We had another spree at another place, and by the time we got
near New South Wales we were pretty well stumped.
`Just the other side of Mulgatown, near the border, we came on
a big mob of cattle in a paddock, and a party of drovers camped on the creek.
They had brought the cattle down from the north and were going no farther
with them; their boss had
ridden on into Mulgatown to get the cheques
to pay them off, and they were
waiting for him.
`"And Poisonous Jimmy is
waiting for us," said one of them.
`Poisonous Jimmy kept a shanty a piece along the road from their camp
towards Mulgatown. He was called "Poisonous Jimmy" perhaps
on
account of his
liquor, or perhaps because he had a job of poisoning dingoes
on a station in the Bogan scrubs at one time. He was a sharp publican.
He had a girl, and they said that
whenever a shearing-shed cut-out on his side
and he saw the shearers coming along the road, he'd say to the girl,
"Run and get your best frock on, Mary! Here's the shearers comin'."
And if a chequeman wouldn't drink he'd try to get him into his bar
and shout for him till he was too drunk to keep his hands out of his pockets.

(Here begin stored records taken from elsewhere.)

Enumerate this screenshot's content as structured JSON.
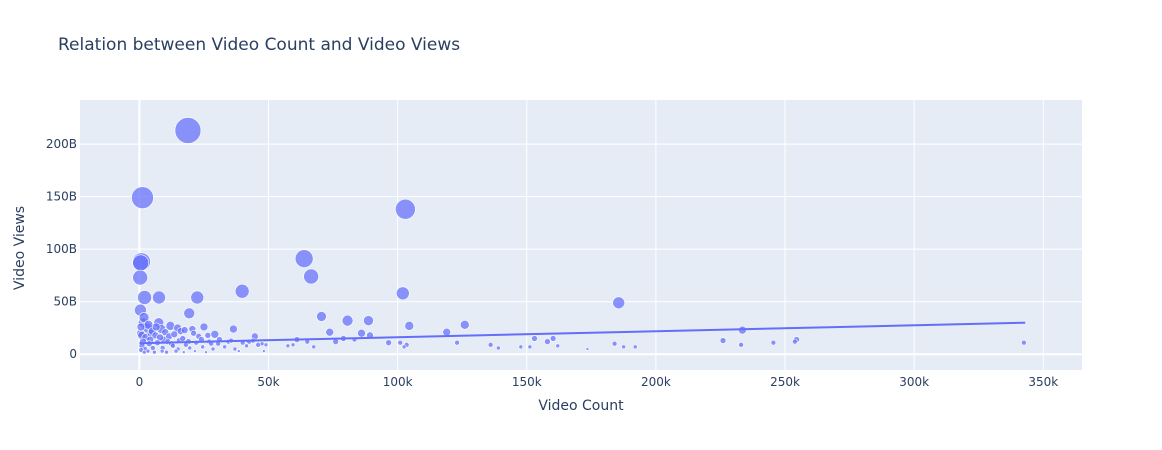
{
  "chart_data": {
    "type": "scatter",
    "title": "Relation between Video Count and Video Views",
    "xlabel": "Video Count",
    "ylabel": "Video Views",
    "xlim": [
      -23000,
      365000
    ],
    "ylim": [
      -15000000000.0,
      242000000000.0
    ],
    "xticks": [
      0,
      50000,
      100000,
      150000,
      200000,
      250000,
      300000,
      350000
    ],
    "xtick_labels": [
      "0",
      "50k",
      "100k",
      "150k",
      "200k",
      "250k",
      "300k",
      "350k"
    ],
    "yticks": [
      0,
      50000000000.0,
      100000000000.0,
      150000000000.0,
      200000000000.0
    ],
    "ytick_labels": [
      "0",
      "50B",
      "100B",
      "150B",
      "200B"
    ],
    "grid": true,
    "colors": {
      "marker": "#636efa",
      "trend": "#636efa",
      "plot_bg": "#e5ecf6",
      "grid": "#ffffff"
    },
    "trendline": {
      "x": [
        0,
        343000
      ],
      "y": [
        10500000000.0,
        30000000000.0
      ]
    },
    "points": [
      [
        18800,
        213000000000.0,
        26
      ],
      [
        1200,
        149000000000.0,
        22
      ],
      [
        103000,
        138000000000.0,
        20
      ],
      [
        800,
        88000000000.0,
        18
      ],
      [
        63800,
        91000000000.0,
        18
      ],
      [
        500,
        87000000000.0,
        16
      ],
      [
        66500,
        74000000000.0,
        15
      ],
      [
        300,
        73000000000.0,
        15
      ],
      [
        39800,
        60000000000.0,
        14
      ],
      [
        2000,
        54000000000.0,
        14
      ],
      [
        7600,
        54000000000.0,
        13
      ],
      [
        22400,
        54000000000.0,
        13
      ],
      [
        102000,
        58000000000.0,
        13
      ],
      [
        185600,
        49000000000.0,
        12
      ],
      [
        400,
        42000000000.0,
        12
      ],
      [
        19300,
        39000000000.0,
        11
      ],
      [
        70500,
        36000000000.0,
        10
      ],
      [
        80600,
        32000000000.0,
        11
      ],
      [
        88700,
        32000000000.0,
        10
      ],
      [
        7500,
        30000000000.0,
        10
      ],
      [
        1500,
        30000000000.0,
        10
      ],
      [
        3000,
        25000000000.0,
        10
      ],
      [
        12000,
        27000000000.0,
        9
      ],
      [
        104500,
        27000000000.0,
        9
      ],
      [
        126000,
        28000000000.0,
        9
      ],
      [
        233500,
        23000000000.0,
        8
      ],
      [
        14800,
        25000000000.0,
        8
      ],
      [
        25000,
        26000000000.0,
        8
      ],
      [
        36400,
        24000000000.0,
        8
      ],
      [
        73700,
        21000000000.0,
        8
      ],
      [
        119000,
        21000000000.0,
        8
      ],
      [
        86000,
        20000000000.0,
        8
      ],
      [
        29200,
        19000000000.0,
        8
      ],
      [
        44700,
        17000000000.0,
        7
      ],
      [
        89300,
        18000000000.0,
        7
      ],
      [
        500,
        20000000000.0,
        8
      ],
      [
        900,
        18000000000.0,
        8
      ],
      [
        2500,
        16000000000.0,
        8
      ],
      [
        4500,
        20000000000.0,
        8
      ],
      [
        6200,
        18000000000.0,
        7
      ],
      [
        8500,
        24000000000.0,
        9
      ],
      [
        10000,
        21000000000.0,
        7
      ],
      [
        16000,
        22000000000.0,
        7
      ],
      [
        17500,
        23000000000.0,
        7
      ],
      [
        20500,
        24000000000.0,
        7
      ],
      [
        21000,
        20000000000.0,
        6
      ],
      [
        23000,
        17000000000.0,
        6
      ],
      [
        26500,
        18000000000.0,
        6
      ],
      [
        31000,
        14000000000.0,
        6
      ],
      [
        34500,
        12000000000.0,
        5
      ],
      [
        40000,
        11000000000.0,
        5
      ],
      [
        42500,
        12000000000.0,
        5
      ],
      [
        46000,
        9000000000.0,
        5
      ],
      [
        49000,
        9000000000.0,
        4
      ],
      [
        57500,
        8000000000.0,
        4
      ],
      [
        61000,
        14000000000.0,
        6
      ],
      [
        65000,
        12000000000.0,
        5
      ],
      [
        67500,
        7000000000.0,
        4
      ],
      [
        76000,
        12000000000.0,
        6
      ],
      [
        79000,
        15000000000.0,
        6
      ],
      [
        83300,
        14000000000.0,
        5
      ],
      [
        96500,
        11000000000.0,
        6
      ],
      [
        101000,
        11000000000.0,
        5
      ],
      [
        103500,
        9000000000.0,
        5
      ],
      [
        102500,
        7000000000.0,
        4
      ],
      [
        123000,
        11000000000.0,
        5
      ],
      [
        136000,
        9000000000.0,
        5
      ],
      [
        139000,
        6000000000.0,
        4
      ],
      [
        147700,
        7000000000.0,
        4
      ],
      [
        151200,
        7000000000.0,
        4
      ],
      [
        153000,
        15000000000.0,
        6
      ],
      [
        158000,
        12000000000.0,
        6
      ],
      [
        160200,
        15000000000.0,
        6
      ],
      [
        162000,
        8000000000.0,
        4
      ],
      [
        173500,
        5000000000.0,
        3
      ],
      [
        184000,
        10000000000.0,
        5
      ],
      [
        187500,
        7000000000.0,
        4
      ],
      [
        192000,
        7000000000.0,
        4
      ],
      [
        226000,
        13000000000.0,
        6
      ],
      [
        233000,
        9000000000.0,
        5
      ],
      [
        245500,
        11000000000.0,
        5
      ],
      [
        253800,
        12000000000.0,
        5
      ],
      [
        254500,
        14000000000.0,
        6
      ],
      [
        342500,
        11000000000.0,
        5
      ],
      [
        1000,
        8000000000.0,
        6
      ],
      [
        2200,
        5000000000.0,
        5
      ],
      [
        3800,
        10000000000.0,
        6
      ],
      [
        5200,
        6000000000.0,
        5
      ],
      [
        7000,
        11000000000.0,
        6
      ],
      [
        9000,
        6000000000.0,
        5
      ],
      [
        11000,
        12000000000.0,
        6
      ],
      [
        13000,
        8000000000.0,
        5
      ],
      [
        15000,
        5000000000.0,
        4
      ],
      [
        18000,
        9000000000.0,
        5
      ],
      [
        19500,
        6000000000.0,
        4
      ],
      [
        22000,
        11000000000.0,
        5
      ],
      [
        24500,
        7000000000.0,
        4
      ],
      [
        27000,
        12000000000.0,
        5
      ],
      [
        28500,
        5000000000.0,
        4
      ],
      [
        30500,
        10000000000.0,
        5
      ],
      [
        33000,
        7000000000.0,
        4
      ],
      [
        37000,
        5000000000.0,
        4
      ],
      [
        1800,
        35000000000.0,
        10
      ],
      [
        3500,
        28000000000.0,
        9
      ],
      [
        5000,
        22000000000.0,
        8
      ],
      [
        6500,
        26000000000.0,
        8
      ],
      [
        9500,
        14000000000.0,
        7
      ],
      [
        11500,
        17000000000.0,
        7
      ],
      [
        13500,
        19000000000.0,
        7
      ],
      [
        15500,
        13000000000.0,
        6
      ],
      [
        600,
        26000000000.0,
        8
      ],
      [
        1400,
        12000000000.0,
        7
      ],
      [
        4200,
        14000000000.0,
        7
      ],
      [
        8000,
        16000000000.0,
        7
      ],
      [
        12500,
        10000000000.0,
        6
      ],
      [
        16800,
        15000000000.0,
        6
      ],
      [
        19000,
        12000000000.0,
        6
      ],
      [
        24000,
        14000000000.0,
        6
      ],
      [
        27800,
        10000000000.0,
        5
      ],
      [
        35500,
        13000000000.0,
        5
      ],
      [
        41500,
        8000000000.0,
        4
      ],
      [
        44000,
        13000000000.0,
        5
      ],
      [
        47500,
        10000000000.0,
        4
      ],
      [
        59500,
        9000000000.0,
        4
      ],
      [
        700,
        4000000000.0,
        5
      ],
      [
        1900,
        2000000000.0,
        4
      ],
      [
        3300,
        3000000000.0,
        4
      ],
      [
        5800,
        2000000000.0,
        4
      ],
      [
        8800,
        3000000000.0,
        4
      ],
      [
        10500,
        2000000000.0,
        4
      ],
      [
        14200,
        3000000000.0,
        4
      ],
      [
        17200,
        2000000000.0,
        3
      ],
      [
        21500,
        3000000000.0,
        3
      ],
      [
        25800,
        2000000000.0,
        3
      ],
      [
        38500,
        3000000000.0,
        3
      ],
      [
        48200,
        3000000000.0,
        3
      ]
    ]
  }
}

`"But he won't get us," said another of the drovers. "I'm going to ride
straight into Mulgatown and send my money home by the post
as soon as I get it."
`"You've always said that, Jack," said the first drover.
`We yarned a while, and had some tea, and then me and Jim
got on our horses and rode on. We were burned to bricks
and
ragged and dusty and parched up enough, and so were our horses.
We only had a few
shillings to carry us four or five hundred miles home,
but it was
mighty hot and dusty, and we felt that we must have a drink
at the shanty. This was west of the sixpenny-line at that time --
all drinks were a
shilling along here.
`Just before we reached the shanty I got an idea.

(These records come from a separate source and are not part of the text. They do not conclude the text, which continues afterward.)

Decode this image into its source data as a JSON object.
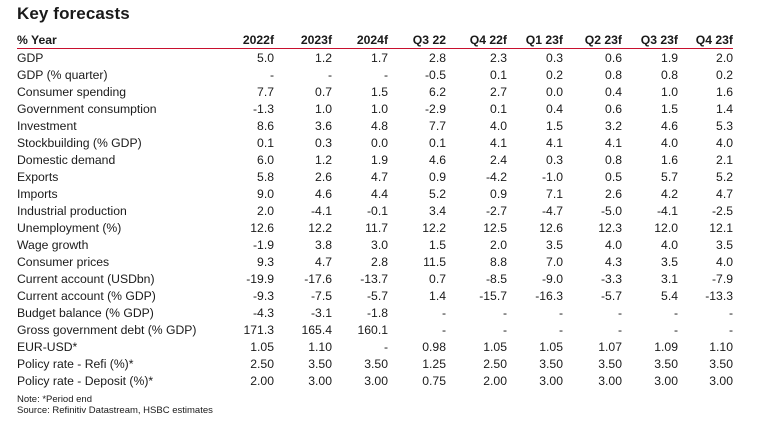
{
  "title": "Key forecasts",
  "columns": [
    "% Year",
    "2022f",
    "2023f",
    "2024f",
    "Q3 22",
    "Q4 22f",
    "Q1 23f",
    "Q2 23f",
    "Q3 23f",
    "Q4 23f"
  ],
  "rows": [
    {
      "label": "GDP",
      "values": [
        "5.0",
        "1.2",
        "1.7",
        "2.8",
        "2.3",
        "0.3",
        "0.6",
        "1.9",
        "2.0"
      ]
    },
    {
      "label": "GDP (% quarter)",
      "values": [
        "-",
        "-",
        "-",
        "-0.5",
        "0.1",
        "0.2",
        "0.8",
        "0.8",
        "0.2"
      ]
    },
    {
      "label": "Consumer spending",
      "values": [
        "7.7",
        "0.7",
        "1.5",
        "6.2",
        "2.7",
        "0.0",
        "0.4",
        "1.0",
        "1.6"
      ]
    },
    {
      "label": "Government consumption",
      "values": [
        "-1.3",
        "1.0",
        "1.0",
        "-2.9",
        "0.1",
        "0.4",
        "0.6",
        "1.5",
        "1.4"
      ]
    },
    {
      "label": "Investment",
      "values": [
        "8.6",
        "3.6",
        "4.8",
        "7.7",
        "4.0",
        "1.5",
        "3.2",
        "4.6",
        "5.3"
      ]
    },
    {
      "label": "Stockbuilding (% GDP)",
      "values": [
        "0.1",
        "0.3",
        "0.0",
        "0.1",
        "4.1",
        "4.1",
        "4.1",
        "4.0",
        "4.0"
      ]
    },
    {
      "label": "Domestic demand",
      "values": [
        "6.0",
        "1.2",
        "1.9",
        "4.6",
        "2.4",
        "0.3",
        "0.8",
        "1.6",
        "2.1"
      ]
    },
    {
      "label": "Exports",
      "values": [
        "5.8",
        "2.6",
        "4.7",
        "0.9",
        "-4.2",
        "-1.0",
        "0.5",
        "5.7",
        "5.2"
      ]
    },
    {
      "label": "Imports",
      "values": [
        "9.0",
        "4.6",
        "4.4",
        "5.2",
        "0.9",
        "7.1",
        "2.6",
        "4.2",
        "4.7"
      ]
    },
    {
      "label": "Industrial production",
      "values": [
        "2.0",
        "-4.1",
        "-0.1",
        "3.4",
        "-2.7",
        "-4.7",
        "-5.0",
        "-4.1",
        "-2.5"
      ]
    },
    {
      "label": "Unemployment (%)",
      "values": [
        "12.6",
        "12.2",
        "11.7",
        "12.2",
        "12.5",
        "12.6",
        "12.3",
        "12.0",
        "12.1"
      ]
    },
    {
      "label": "Wage growth",
      "values": [
        "-1.9",
        "3.8",
        "3.0",
        "1.5",
        "2.0",
        "3.5",
        "4.0",
        "4.0",
        "3.5"
      ]
    },
    {
      "label": "Consumer prices",
      "values": [
        "9.3",
        "4.7",
        "2.8",
        "11.5",
        "8.8",
        "7.0",
        "4.3",
        "3.5",
        "4.0"
      ]
    },
    {
      "label": "Current account (USDbn)",
      "values": [
        "-19.9",
        "-17.6",
        "-13.7",
        "0.7",
        "-8.5",
        "-9.0",
        "-3.3",
        "3.1",
        "-7.9"
      ]
    },
    {
      "label": "Current account (% GDP)",
      "values": [
        "-9.3",
        "-7.5",
        "-5.7",
        "1.4",
        "-15.7",
        "-16.3",
        "-5.7",
        "5.4",
        "-13.3"
      ]
    },
    {
      "label": "Budget balance (% GDP)",
      "values": [
        "-4.3",
        "-3.1",
        "-1.8",
        "-",
        "-",
        "-",
        "-",
        "-",
        "-"
      ]
    },
    {
      "label": "Gross government debt (% GDP)",
      "values": [
        "171.3",
        "165.4",
        "160.1",
        "-",
        "-",
        "-",
        "-",
        "-",
        "-"
      ]
    },
    {
      "label": "EUR-USD*",
      "values": [
        "1.05",
        "1.10",
        "-",
        "0.98",
        "1.05",
        "1.05",
        "1.07",
        "1.09",
        "1.10"
      ]
    },
    {
      "label": "Policy rate - Refi (%)*",
      "values": [
        "2.50",
        "3.50",
        "3.50",
        "1.25",
        "2.50",
        "3.50",
        "3.50",
        "3.50",
        "3.50"
      ]
    },
    {
      "label": "Policy rate - Deposit (%)*",
      "values": [
        "2.00",
        "3.00",
        "3.00",
        "0.75",
        "2.00",
        "3.00",
        "3.00",
        "3.00",
        "3.00"
      ]
    }
  ],
  "notes": {
    "note": "Note: *Period end",
    "source": "Source: Refinitiv Datastream, HSBC estimates"
  },
  "colors": {
    "header_rule": "#c8102e",
    "text": "#1a1a1a",
    "background": "#ffffff"
  }
}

`"We'll plant our swags in the scrub," I said to Jim.
`"What for?" said Jim.
`"Never mind -- you'll see," I said.
`So we unstrapped our swags and hid them in the mulga scrub
by the side of the road; then we rode on to the shanty, got down,
and hung our horses to the verandah posts.
`"Poisonous" came out at once, with a smile on him that would have made
anybody home-sick.
`He was a short nuggety man, and could use his hands, they said;
he looked as if he'd be a nasty,
vicious, cool
customer in a fight --
he wasn't the sort of man you'd care to try and swindle a second time.
He had a
monkey shave when he shaved, but now it was all frill and
stubble --
like a bush fence round a
stubble-field. He had a broken nose,
and a
cunning, sharp,
suspicious eye that squinted, and a cold stony eye
that seemed fixed. If you didn't know him well you might talk to him
for five minutes, looking at him in the cold stony eye, and then discover
that it was the sharp
cunning little eye that was watching you all the time.